Ruh var mıdır, varsa nerededir? Kimledir? Peki ruh eşini arayanlar… Eğer yoksa bu kadar insan bir hiç uğruna mı aramaktadır benzerini? Varsa kim nasıl kanıtlayabilir bunu?
Sanıyorum ki insanın içinde büyüttüğü; bazen sağanak yağışla, bazen susuz bıraktığı, bazen de koparmaya kıyamadığı çiçekleri vardır. Bu çiçeklerin her yaprağı; hislerimizin, iyi kötü yaşadığımız hatıralarımızın, unutamadıklarımızın hatta belki de kaybettiklerimizin bile bir göstergesidir kanımca. Bu çiçeklere bazen kendimizin bile gösteremediği merhameti gösteren birine hayranlıkla bakabiliriz. Bu kişi için “Belki de ruh eşimizdir.” diye aklımızdan dahi geçirebiliriz. Eğer o kişi her zaman ve ne olursa olsun çiçeklerinize ışık tutuyorsa onlara su veriyor, nazikçe okşuyorsa zannederim ki çiçeklerinize vermeniz gereken güzel bir haberiniz vardır. Veya siz buna ruh eşini bulmak da diyebilirsiniz. Aslına bakarsanız herkes farklı sebeplerden de olsa bir ruha ihtiyaç duyar. Bu bir gerçektir, yadsınamaz. Fakat o ruha giden yol bazen o kadar dolambaçlı ve uzundur ki ruhunuz yorulur. Bazen ruhunuz yanlış ruha değebilir. Böyle durumlar sonucunda inancınız sarsılabilir, zarar görebilir ya da tamamen kaybolabilir. Bu durumlarda ruh eşinin asla yaratılmadığı, ruhunuzun evrende yalnızca dolaştığına inandığınız karamsar düşünceler sizi sarıp sarmalar. Tıpkı girişte kurduğum cümleler gibi. Bu elbette doğru değildir. Çiçeklerinizi olduğu gibi kabul edip onlarla ilgilenen bir ruh vardır. Her geçen gün o ruhla karşılaşmaya bir adım daha yaklaşıyorsunuz. Çin mitolojisi kaynaklı bir inanışa göre, aşk ve ay tanrısı olan Yué Xia Lao, birbirinin kaderinde olan insanları yalnızca kendisinin gördüğü uzun kırmızı bir iple ayak bileklerinden birbirine bağlarmış. Bu ip kördüğüm de olsa araya savaşlar, ayrılıklar, yıllar, başka insanlar girse bile asla kopmaz ve kader mutlaka bu iki insanı bir araya getirirmiş. Ne hoş değil mi? Başka bir örnek verecek olursam sanırım bu hemen hemen herkesin bildiği Zeus’un çift yaratılmış insanların gücünden korkup onları ayırması olurdu. Bu, diğeri kadar kulağa hoş gelmiyor.

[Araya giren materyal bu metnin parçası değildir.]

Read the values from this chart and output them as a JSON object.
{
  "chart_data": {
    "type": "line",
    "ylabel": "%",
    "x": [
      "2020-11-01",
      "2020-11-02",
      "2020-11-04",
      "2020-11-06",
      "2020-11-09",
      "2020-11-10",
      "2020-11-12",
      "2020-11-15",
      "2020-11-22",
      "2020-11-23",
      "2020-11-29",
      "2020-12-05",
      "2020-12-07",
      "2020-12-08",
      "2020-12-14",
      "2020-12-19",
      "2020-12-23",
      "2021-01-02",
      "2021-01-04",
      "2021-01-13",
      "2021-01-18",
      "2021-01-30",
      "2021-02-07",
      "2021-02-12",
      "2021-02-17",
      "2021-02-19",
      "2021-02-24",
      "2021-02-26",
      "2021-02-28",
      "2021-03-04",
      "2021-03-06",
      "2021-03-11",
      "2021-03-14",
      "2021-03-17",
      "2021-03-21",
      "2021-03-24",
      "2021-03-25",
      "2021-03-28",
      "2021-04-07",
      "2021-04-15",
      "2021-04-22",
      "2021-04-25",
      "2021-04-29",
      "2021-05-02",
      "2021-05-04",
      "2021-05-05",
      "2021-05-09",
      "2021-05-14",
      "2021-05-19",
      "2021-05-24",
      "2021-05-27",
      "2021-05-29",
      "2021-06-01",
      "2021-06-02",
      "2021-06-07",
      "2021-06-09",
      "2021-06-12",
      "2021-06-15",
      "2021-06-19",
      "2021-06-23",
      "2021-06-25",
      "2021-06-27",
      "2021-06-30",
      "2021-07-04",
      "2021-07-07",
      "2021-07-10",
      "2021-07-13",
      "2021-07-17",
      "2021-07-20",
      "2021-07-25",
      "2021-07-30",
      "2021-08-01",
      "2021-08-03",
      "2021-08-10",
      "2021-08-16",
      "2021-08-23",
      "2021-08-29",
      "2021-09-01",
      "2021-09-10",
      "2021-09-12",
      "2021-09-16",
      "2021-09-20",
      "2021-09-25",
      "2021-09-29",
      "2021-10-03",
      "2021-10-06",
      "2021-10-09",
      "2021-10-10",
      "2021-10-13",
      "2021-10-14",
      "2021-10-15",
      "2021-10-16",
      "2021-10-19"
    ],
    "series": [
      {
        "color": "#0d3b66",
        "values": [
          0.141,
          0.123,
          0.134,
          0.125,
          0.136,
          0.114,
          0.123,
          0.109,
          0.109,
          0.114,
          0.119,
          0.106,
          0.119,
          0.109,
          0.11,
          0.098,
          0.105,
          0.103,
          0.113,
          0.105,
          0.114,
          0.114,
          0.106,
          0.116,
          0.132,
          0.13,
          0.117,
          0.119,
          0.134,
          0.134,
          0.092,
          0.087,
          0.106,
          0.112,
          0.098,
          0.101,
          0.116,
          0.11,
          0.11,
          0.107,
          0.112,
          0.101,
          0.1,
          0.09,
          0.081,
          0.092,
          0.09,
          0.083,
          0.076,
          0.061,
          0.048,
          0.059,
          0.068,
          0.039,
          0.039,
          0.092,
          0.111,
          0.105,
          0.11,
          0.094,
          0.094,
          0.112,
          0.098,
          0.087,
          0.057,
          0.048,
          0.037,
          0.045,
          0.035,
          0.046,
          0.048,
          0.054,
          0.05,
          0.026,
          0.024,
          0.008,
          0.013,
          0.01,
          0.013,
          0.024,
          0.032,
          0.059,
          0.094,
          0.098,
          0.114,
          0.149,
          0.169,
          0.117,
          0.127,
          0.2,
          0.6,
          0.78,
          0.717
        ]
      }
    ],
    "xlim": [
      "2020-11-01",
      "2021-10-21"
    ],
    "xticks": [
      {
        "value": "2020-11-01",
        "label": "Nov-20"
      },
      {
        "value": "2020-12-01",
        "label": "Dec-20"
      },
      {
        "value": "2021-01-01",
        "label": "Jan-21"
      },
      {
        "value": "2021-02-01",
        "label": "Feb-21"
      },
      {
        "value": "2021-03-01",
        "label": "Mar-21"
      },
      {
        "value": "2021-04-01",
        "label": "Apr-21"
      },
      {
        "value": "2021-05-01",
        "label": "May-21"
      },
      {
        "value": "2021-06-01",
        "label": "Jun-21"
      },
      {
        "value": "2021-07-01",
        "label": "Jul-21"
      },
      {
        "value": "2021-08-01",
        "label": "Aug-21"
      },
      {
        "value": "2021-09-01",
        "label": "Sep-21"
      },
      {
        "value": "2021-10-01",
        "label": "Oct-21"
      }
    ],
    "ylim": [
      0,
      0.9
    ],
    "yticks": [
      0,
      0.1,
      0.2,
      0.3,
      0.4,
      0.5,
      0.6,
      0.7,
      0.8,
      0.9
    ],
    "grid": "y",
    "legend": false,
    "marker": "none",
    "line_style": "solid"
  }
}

Fark ettiyseniz ruh eşini bulmak zaman fark etmeksizin insanoğlunun arayışlarından biri olmuş ve günümüze kadar uzanmaktadır. Sadece bekleyin o uzun kırmızı ipin ucundakini. Sabırla, özlemle ve en önemlisi umutsuzluğa kapılmadan beklemek.